Come nella serie “Adventure”, fotogrammi di un’avventura satura di colore, mare, eroi, donne innamorate, tensioni e pulsioni. Il sapore forte e primitivo delle storie e delle immagini la affiancano alla critica post femminista. Ma anche al racconto (che principalmente la interessa) della sofferenza individuale e della perdita identitaria.
A differenza di un’altra grande “narratrice di dolore”, che è Nan Goldin, non c’è segno d’interesse per gli altri e l’esterno. Ogni cosa è riportata al proprio immaginario, anche le storie generali.
Chiusa in un universo interno, la Moffatt racconta dalla propria storia.
Naturalmente ne esce un linguaggio travisante, artificioso, tutto chiuso nelle proprie visioni e immaginazioni. Un sogno interno, quasi sempre con apparenze d’incubo, che prende carattere dalle culture popolari e si sviluppa come medium di massa, volgare, estremo e efficace nel cogliere il malessere di vivere e le subculture particolarmente complesse in una realtà come quella australiana, ricoperta da strati di storie diverse.

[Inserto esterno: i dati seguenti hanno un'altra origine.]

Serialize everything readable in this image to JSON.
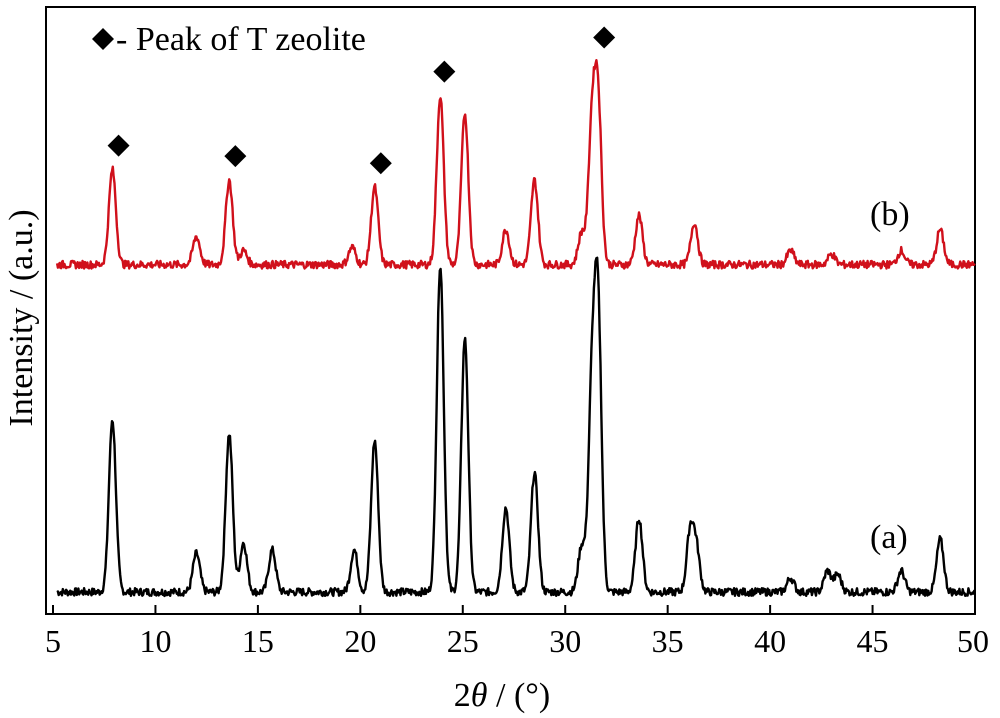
{
  "chart_data": {
    "type": "line",
    "xlabel": {
      "prefix": "2",
      "italic": "θ",
      "suffix": " / (°)"
    },
    "ylabel": "Intensity / (a.u.)",
    "xlim": [
      5,
      50
    ],
    "xticks": [
      5,
      10,
      15,
      20,
      25,
      30,
      35,
      40,
      45,
      50
    ],
    "yticks_shown": false,
    "legend": {
      "text": "- Peak of T zeolite",
      "marker": "diamond",
      "position": "top-left"
    },
    "series": [
      {
        "name": "(a)",
        "color": "#000000",
        "baseline": 0.0,
        "peaks": [
          [
            7.9,
            0.49
          ],
          [
            12.0,
            0.11
          ],
          [
            13.6,
            0.45
          ],
          [
            14.3,
            0.14
          ],
          [
            15.7,
            0.12
          ],
          [
            19.7,
            0.12
          ],
          [
            20.7,
            0.43
          ],
          [
            23.9,
            0.93
          ],
          [
            25.1,
            0.72
          ],
          [
            27.1,
            0.24
          ],
          [
            28.5,
            0.34
          ],
          [
            30.8,
            0.13
          ],
          [
            31.3,
            0.55
          ],
          [
            31.6,
            0.79
          ],
          [
            33.6,
            0.21
          ],
          [
            36.1,
            0.17
          ],
          [
            36.4,
            0.12
          ],
          [
            41.0,
            0.04
          ],
          [
            42.8,
            0.06
          ],
          [
            43.3,
            0.05
          ],
          [
            46.4,
            0.06
          ],
          [
            48.3,
            0.15
          ]
        ]
      },
      {
        "name": "(b)",
        "color": "#d0101b",
        "baseline": 0.93,
        "peaks": [
          [
            7.9,
            0.27
          ],
          [
            12.0,
            0.08
          ],
          [
            13.6,
            0.24
          ],
          [
            14.3,
            0.04
          ],
          [
            19.6,
            0.05
          ],
          [
            20.7,
            0.22
          ],
          [
            23.9,
            0.48
          ],
          [
            25.1,
            0.43
          ],
          [
            27.1,
            0.1
          ],
          [
            28.5,
            0.24
          ],
          [
            30.8,
            0.09
          ],
          [
            31.3,
            0.38
          ],
          [
            31.6,
            0.46
          ],
          [
            33.6,
            0.14
          ],
          [
            36.3,
            0.12
          ],
          [
            41.0,
            0.04
          ],
          [
            43.0,
            0.03
          ],
          [
            46.4,
            0.04
          ],
          [
            48.3,
            0.1
          ]
        ]
      }
    ],
    "series_labels": [
      "(a)",
      "(b)"
    ],
    "marker_x": [
      8.2,
      13.9,
      21.0,
      24.1,
      31.9
    ]
  }
}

Gli ELASTIC GROUP al Tempietto del Bramante, Roma. Gli Elastic Group lavorano da diversi anni sull’idea di videoinstallazione ambientale e da qualche tempo sull’idea di ritratto. I ritratti in questione sono volti ripresi con raggi infrarossi con la tipica colorazione verdastra che ne deriva. Fantasmi visivi, uomini e donne appaiono e riappaiono in schermi collocati sulle finestre del tempietto del Bramante.

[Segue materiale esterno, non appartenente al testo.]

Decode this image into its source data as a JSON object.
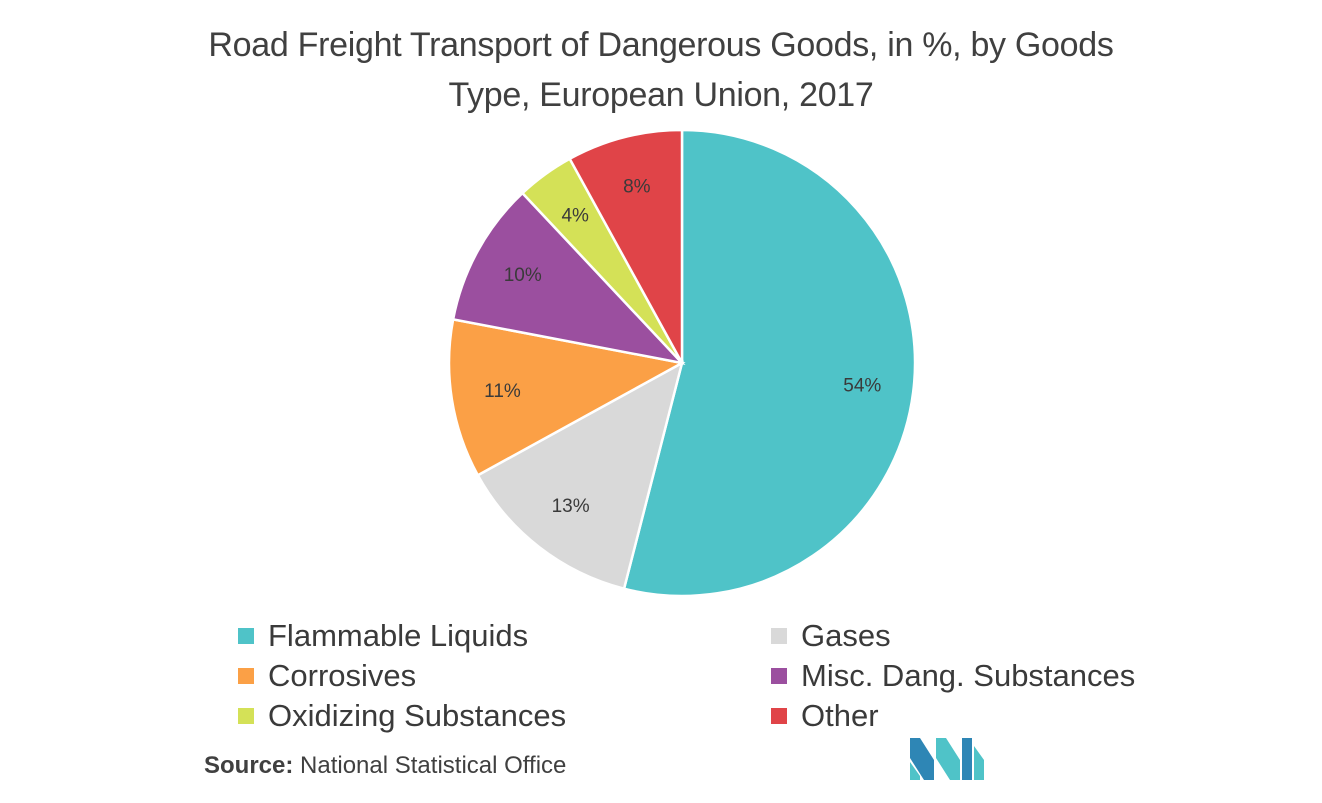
{
  "title": {
    "line1": "Road Freight Transport of Dangerous Goods, in %, by Goods",
    "line2": "Type, European Union, 2017"
  },
  "chart_data": {
    "type": "pie",
    "title": "Road Freight Transport of Dangerous Goods, in %, by Goods Type, European Union, 2017",
    "start": "12 o'clock, clockwise",
    "slices": [
      {
        "name": "Flammable Liquids",
        "value": 54,
        "label": "54%",
        "color": "#4FC3C8"
      },
      {
        "name": "Gases",
        "value": 13,
        "label": "13%",
        "color": "#D9D9D9"
      },
      {
        "name": "Corrosives",
        "value": 11,
        "label": "11%",
        "color": "#FBA046"
      },
      {
        "name": "Misc. Dang. Substances",
        "value": 10,
        "label": "10%",
        "color": "#9B4F9F"
      },
      {
        "name": "Oxidizing Substances",
        "value": 4,
        "label": "4%",
        "color": "#D4E157"
      },
      {
        "name": "Other",
        "value": 8,
        "label": "8%",
        "color": "#E04448"
      }
    ],
    "legend": [
      "Flammable Liquids",
      "Gases",
      "Corrosives",
      "Misc. Dang. Substances",
      "Oxidizing Substances",
      "Other"
    ]
  },
  "source": {
    "prefix": "Source:",
    "text": "National Statistical Office"
  },
  "logo": {
    "icon": "mordor-intelligence-logo-icon",
    "colors": [
      "#2E86B5",
      "#4FC3C8"
    ]
  }
}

Anche qui la componente narrativa sembra forte e lo spazio storico del Tempietto, con la sua perfetta definizione di modello architettonico rinascimentale racconta a sua volta la separazione inconciliabile (come nella migliore sceneggiata delle migliori incomprensioni dialogiche) fra il racconto dell’antico e il racconto del moderno.